The main tourist attraction on the island is the ancient chateau in the town of Noirmoutier, but I was most struck by the amount of potatoes grown on the island, and by the harvesting of sea salt from the marshes by hand.
The island also has a reputation for classic boats. Every August its Bois de la Chaise regatta draws around 150 wooden racing yachts to the Baie de Bourgneuf.
A couple of hours by car from Saint Jean de Monts lies the wonderland that is the Grand Parc du Puy du Fou, an extraordinary history-themed adventure park which has as its centrepiece a full-size replica of the Coliseum, complete with a re-enactment of ancient Roman games.
Puy du Fou is a wondrous place of myth and magic which brings you on a journey through time. Nestled in the heart of an ancient forest, this is a unique place to enjoy a memorable day, or even a few days if you wish. As you wander through the forest, you encounter puppet shows, villages and farms meticulously recreated, walled and secret gardens, and magic shows, but these, in truth, are just the hors d'oeuvre. Puy du Fou's real splendour is its daily series of shows which showcase mind-blowing special effects and pageantry on a grand scale. Last year, the Roman games in the Coliseum -- featuring a chariot race and gladiators -- was the major new show at the park, joining with established spectaculars such as the stunning bird-of-prey display, the Viking raid on a village, the Three Musketeers and a medieval lance fight. This summer, another new attraction, based on the fables of Jean de La Fontaine, will make its debut.

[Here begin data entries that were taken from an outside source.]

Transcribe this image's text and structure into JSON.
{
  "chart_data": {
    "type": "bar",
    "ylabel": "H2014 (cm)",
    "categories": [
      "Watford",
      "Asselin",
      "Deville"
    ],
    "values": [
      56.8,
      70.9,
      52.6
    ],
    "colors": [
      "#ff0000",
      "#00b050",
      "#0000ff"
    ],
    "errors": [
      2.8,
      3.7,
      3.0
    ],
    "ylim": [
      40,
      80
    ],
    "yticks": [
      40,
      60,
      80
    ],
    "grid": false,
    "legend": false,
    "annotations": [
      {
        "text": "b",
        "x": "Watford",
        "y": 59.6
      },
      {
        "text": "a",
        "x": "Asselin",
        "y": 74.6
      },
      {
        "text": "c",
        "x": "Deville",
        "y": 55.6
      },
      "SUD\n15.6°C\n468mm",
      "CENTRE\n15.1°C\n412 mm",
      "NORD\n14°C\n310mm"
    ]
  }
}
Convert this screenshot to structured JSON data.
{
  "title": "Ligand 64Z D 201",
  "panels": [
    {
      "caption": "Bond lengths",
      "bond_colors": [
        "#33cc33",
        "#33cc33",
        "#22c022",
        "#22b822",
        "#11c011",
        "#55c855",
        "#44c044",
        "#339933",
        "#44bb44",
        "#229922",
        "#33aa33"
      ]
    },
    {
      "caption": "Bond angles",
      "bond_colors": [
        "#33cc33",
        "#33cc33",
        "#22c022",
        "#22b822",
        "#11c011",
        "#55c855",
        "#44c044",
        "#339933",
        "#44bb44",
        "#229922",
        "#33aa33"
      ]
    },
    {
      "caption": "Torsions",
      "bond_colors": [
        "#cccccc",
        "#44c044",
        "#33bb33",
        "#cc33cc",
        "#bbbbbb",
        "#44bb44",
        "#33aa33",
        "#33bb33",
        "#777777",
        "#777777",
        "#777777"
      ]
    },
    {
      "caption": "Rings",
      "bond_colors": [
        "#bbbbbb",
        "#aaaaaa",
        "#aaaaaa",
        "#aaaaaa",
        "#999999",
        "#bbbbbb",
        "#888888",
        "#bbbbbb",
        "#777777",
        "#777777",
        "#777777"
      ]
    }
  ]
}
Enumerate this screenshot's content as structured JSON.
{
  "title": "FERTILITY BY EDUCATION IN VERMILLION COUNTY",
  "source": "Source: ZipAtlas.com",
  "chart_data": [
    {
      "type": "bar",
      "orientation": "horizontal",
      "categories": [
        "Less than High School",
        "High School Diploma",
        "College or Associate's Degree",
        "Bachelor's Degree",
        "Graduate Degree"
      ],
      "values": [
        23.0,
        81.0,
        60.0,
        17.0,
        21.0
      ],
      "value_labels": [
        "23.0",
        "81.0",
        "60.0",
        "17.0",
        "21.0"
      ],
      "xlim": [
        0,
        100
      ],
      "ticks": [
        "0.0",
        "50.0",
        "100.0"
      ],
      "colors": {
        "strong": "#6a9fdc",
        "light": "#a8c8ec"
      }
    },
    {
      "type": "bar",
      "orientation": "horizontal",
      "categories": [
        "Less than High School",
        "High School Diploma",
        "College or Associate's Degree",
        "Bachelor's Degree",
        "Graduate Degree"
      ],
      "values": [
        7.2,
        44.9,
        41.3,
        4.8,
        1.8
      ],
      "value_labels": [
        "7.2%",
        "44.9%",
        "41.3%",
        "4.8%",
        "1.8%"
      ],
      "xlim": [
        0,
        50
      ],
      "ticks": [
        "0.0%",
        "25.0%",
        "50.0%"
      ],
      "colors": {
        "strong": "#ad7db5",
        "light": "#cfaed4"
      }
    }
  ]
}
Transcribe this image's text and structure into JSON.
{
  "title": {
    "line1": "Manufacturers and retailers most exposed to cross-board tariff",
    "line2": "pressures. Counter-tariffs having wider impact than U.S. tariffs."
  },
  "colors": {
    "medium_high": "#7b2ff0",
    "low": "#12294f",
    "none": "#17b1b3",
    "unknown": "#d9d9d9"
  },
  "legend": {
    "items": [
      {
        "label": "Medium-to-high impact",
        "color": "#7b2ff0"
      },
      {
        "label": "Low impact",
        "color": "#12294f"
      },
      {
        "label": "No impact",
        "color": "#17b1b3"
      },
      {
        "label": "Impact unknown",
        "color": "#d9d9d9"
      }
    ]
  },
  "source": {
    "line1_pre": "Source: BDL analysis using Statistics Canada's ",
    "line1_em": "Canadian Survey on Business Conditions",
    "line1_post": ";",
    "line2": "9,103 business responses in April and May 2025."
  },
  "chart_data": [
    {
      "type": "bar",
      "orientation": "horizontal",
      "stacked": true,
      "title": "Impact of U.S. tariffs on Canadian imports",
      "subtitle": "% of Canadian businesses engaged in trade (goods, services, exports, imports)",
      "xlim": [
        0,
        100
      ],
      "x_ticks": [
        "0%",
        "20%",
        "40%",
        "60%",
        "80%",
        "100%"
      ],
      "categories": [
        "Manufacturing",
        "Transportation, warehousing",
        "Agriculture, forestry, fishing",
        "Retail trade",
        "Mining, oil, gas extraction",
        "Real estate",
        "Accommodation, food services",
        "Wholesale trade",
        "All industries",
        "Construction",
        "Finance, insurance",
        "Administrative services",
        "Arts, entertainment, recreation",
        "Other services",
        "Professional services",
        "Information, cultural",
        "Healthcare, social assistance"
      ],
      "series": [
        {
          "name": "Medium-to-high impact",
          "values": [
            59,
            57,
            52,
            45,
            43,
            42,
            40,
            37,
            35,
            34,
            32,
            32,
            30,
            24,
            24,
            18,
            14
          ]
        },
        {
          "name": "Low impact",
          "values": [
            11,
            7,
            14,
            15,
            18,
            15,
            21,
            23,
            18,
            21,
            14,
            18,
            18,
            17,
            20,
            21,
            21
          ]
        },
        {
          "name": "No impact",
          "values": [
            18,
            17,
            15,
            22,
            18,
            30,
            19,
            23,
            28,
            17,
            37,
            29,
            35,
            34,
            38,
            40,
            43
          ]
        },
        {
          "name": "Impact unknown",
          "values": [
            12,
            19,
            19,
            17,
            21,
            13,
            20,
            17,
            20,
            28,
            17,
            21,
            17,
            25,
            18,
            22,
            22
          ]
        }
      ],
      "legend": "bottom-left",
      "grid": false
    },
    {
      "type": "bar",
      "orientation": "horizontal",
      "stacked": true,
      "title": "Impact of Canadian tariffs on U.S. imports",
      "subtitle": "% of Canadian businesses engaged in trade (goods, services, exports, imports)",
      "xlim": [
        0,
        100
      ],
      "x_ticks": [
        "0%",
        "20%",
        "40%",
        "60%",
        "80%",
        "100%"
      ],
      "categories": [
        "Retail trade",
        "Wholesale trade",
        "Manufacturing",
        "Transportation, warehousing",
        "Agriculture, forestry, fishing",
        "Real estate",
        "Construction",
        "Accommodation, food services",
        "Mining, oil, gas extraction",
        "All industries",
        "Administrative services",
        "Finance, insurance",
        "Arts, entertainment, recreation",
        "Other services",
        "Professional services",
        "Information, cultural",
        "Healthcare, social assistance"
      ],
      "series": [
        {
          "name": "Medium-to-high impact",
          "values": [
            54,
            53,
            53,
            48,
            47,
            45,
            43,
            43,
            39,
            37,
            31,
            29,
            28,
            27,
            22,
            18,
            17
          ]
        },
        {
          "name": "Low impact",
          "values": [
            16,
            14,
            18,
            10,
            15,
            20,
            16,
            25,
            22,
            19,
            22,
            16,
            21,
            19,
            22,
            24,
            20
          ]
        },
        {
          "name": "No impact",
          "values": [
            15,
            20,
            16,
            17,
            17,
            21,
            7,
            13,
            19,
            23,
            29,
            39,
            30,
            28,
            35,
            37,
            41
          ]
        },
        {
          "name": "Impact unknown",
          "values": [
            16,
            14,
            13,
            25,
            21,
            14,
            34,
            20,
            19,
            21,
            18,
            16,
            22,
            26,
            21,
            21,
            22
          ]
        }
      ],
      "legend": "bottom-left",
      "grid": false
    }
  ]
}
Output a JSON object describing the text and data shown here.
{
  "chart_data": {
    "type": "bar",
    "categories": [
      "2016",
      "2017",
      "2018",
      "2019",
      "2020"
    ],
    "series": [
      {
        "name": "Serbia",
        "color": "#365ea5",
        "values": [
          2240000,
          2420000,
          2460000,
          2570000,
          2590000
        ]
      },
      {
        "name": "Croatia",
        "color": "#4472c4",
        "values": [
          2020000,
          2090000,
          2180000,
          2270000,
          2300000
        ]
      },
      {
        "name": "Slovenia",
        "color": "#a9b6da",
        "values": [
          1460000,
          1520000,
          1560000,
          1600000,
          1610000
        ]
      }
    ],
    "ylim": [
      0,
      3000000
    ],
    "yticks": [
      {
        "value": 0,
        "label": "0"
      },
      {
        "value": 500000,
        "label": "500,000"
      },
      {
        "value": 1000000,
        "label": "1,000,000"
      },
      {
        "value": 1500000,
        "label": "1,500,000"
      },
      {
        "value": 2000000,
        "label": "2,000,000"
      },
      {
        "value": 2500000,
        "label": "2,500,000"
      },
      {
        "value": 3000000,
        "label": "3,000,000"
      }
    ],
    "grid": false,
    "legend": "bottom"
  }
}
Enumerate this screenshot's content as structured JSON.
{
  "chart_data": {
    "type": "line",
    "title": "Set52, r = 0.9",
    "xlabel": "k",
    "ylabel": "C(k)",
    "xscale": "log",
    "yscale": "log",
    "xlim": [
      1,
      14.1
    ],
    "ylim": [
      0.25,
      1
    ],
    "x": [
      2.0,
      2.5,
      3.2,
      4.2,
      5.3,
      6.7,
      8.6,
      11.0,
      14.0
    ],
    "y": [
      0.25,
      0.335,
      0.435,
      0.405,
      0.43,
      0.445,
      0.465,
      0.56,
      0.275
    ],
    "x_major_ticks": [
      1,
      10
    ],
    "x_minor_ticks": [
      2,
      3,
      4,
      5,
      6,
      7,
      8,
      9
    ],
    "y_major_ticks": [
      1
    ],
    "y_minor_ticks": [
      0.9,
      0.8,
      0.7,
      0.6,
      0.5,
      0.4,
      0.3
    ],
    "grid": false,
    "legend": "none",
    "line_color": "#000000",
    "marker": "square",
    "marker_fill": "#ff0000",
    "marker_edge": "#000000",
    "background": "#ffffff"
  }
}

For those in search of an activity-based holiday, the Vendee is surely a paradise. Almost every village in the Vendee has its own walking and cycling routes which take advantage of picturesque locations. These routes are designed to cater for the casual user, and also for more serious types who can follow considerably longer trails.
Then you have the sea, a permanent playground for surfers, particularly between the nearby towns of St Gilles Croix de Vie and La Tranche sur Mer. The expanses of flat sand-based terrain common to the area, which can often stretch to several kilometres, are perfect for sand-yachting and speed sailing at low tide.
Many in the Vendee's tourism business are serious about using sustainable forms of energy. One example of this is the four-star hotel on a golf course which filters its waste water through a reed bed from which it is recycled for watering the course.
On a slightly related theme, we found ourselves one afternoon out in the salt marshes at the Daviaud farm and ecomuseum, a charming place which offers a glimpse into the lives of those who lived and worked in the Vendee's marshlands in the 19th and 20th Centuries. It was here I gave the prize to the most interesting fact of the holiday: 80 per cent of the salt sold in London in the 15th Century came from this spot.
When our time in the Vendee came to an end, we still had the ferry trip home to look forward to. Although, as the old line goes, how wonderful holidays would be if there wasn't the day after.